The innovations at the model layer, as demonstrated by DeepSeek, represent just the beginning of the innovation cycle.[5] At GIQ, we anticipate many more breakthrough innovations from AI startups that will transform the AI marketplace at every level of the AI stack.
[1] Both contentions are being challenged. DeepSeek reportedly used a distillation process that lowered the costs of model development. This process is prohibited by model developers like OpenAI and Meta. With distillation, existing AI models (e.g. GPT-o1 and LLaMA) are repeatedly asked questions and the answers are used to develop new models. This shortcut results in models that roughly approximate state-of-the-art models but don’t cost nearly the same to produce. Additionally, DeepSeek may have used H100s (violating export restriction) and/or many 1000s of Hopper generation chips to train their models which would have added considerable infrastructure costs to the model training.
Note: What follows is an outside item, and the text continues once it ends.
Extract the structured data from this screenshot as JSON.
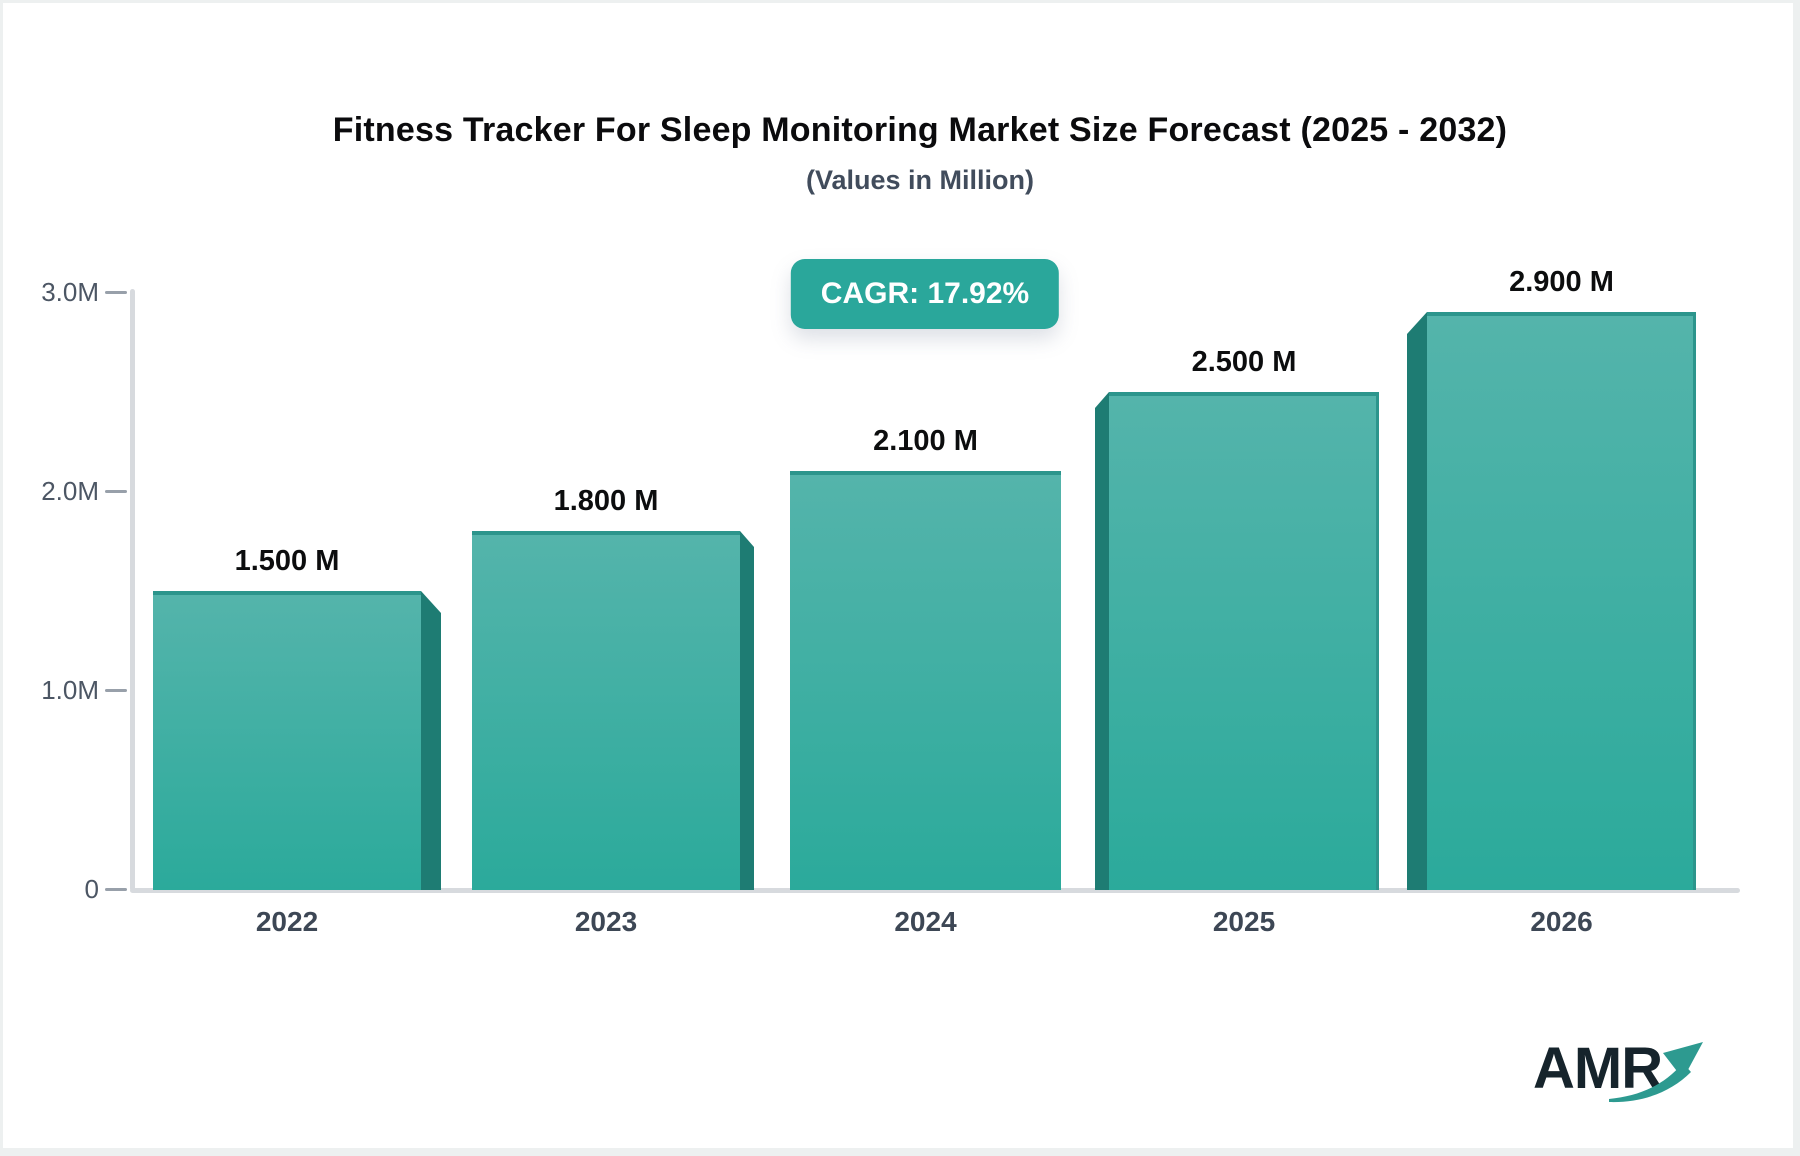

[2] Code repository is licensed under the MIT License. The use of DeepSeek-V3 Base/Chat models is subject to the Model License. DeepSeek-V3 series (including Base and Chat) supports commercial use.
[3] https://generativeiq.com/what-do-steam-engines-and-ai-chips-have-in-common-jevons-paradox/. We wrote about this economic principle in a blog post dated June 25, 20104, entitled “What do Steam Engines and AI Chips Have in Common: Jevons Paradox.”
[4] While this counter intuitive economic phenomenon is often rejected by the markets, there are countless examples where technological innovation spurred new market revolutions. For example, the advent of cloud services leading to the SAS revolution, iPhone adoption leading to the revolution of mobile computing, microprocessors leading to the revolution of personal computing, etc.
[5] https://generativeiq.com/ai-innovations-will-lead-to-a-tsunami-of-ip-rights/. We wrote about this very innovation cycle beginning at the model layer a year ago. We predicted a wave of innovations beginning at the model layer kicking off the ” innovation stage.” See our blog post entitled “AI Innovations will Lead to a Tsunami of IP Rights. January 19, 2024.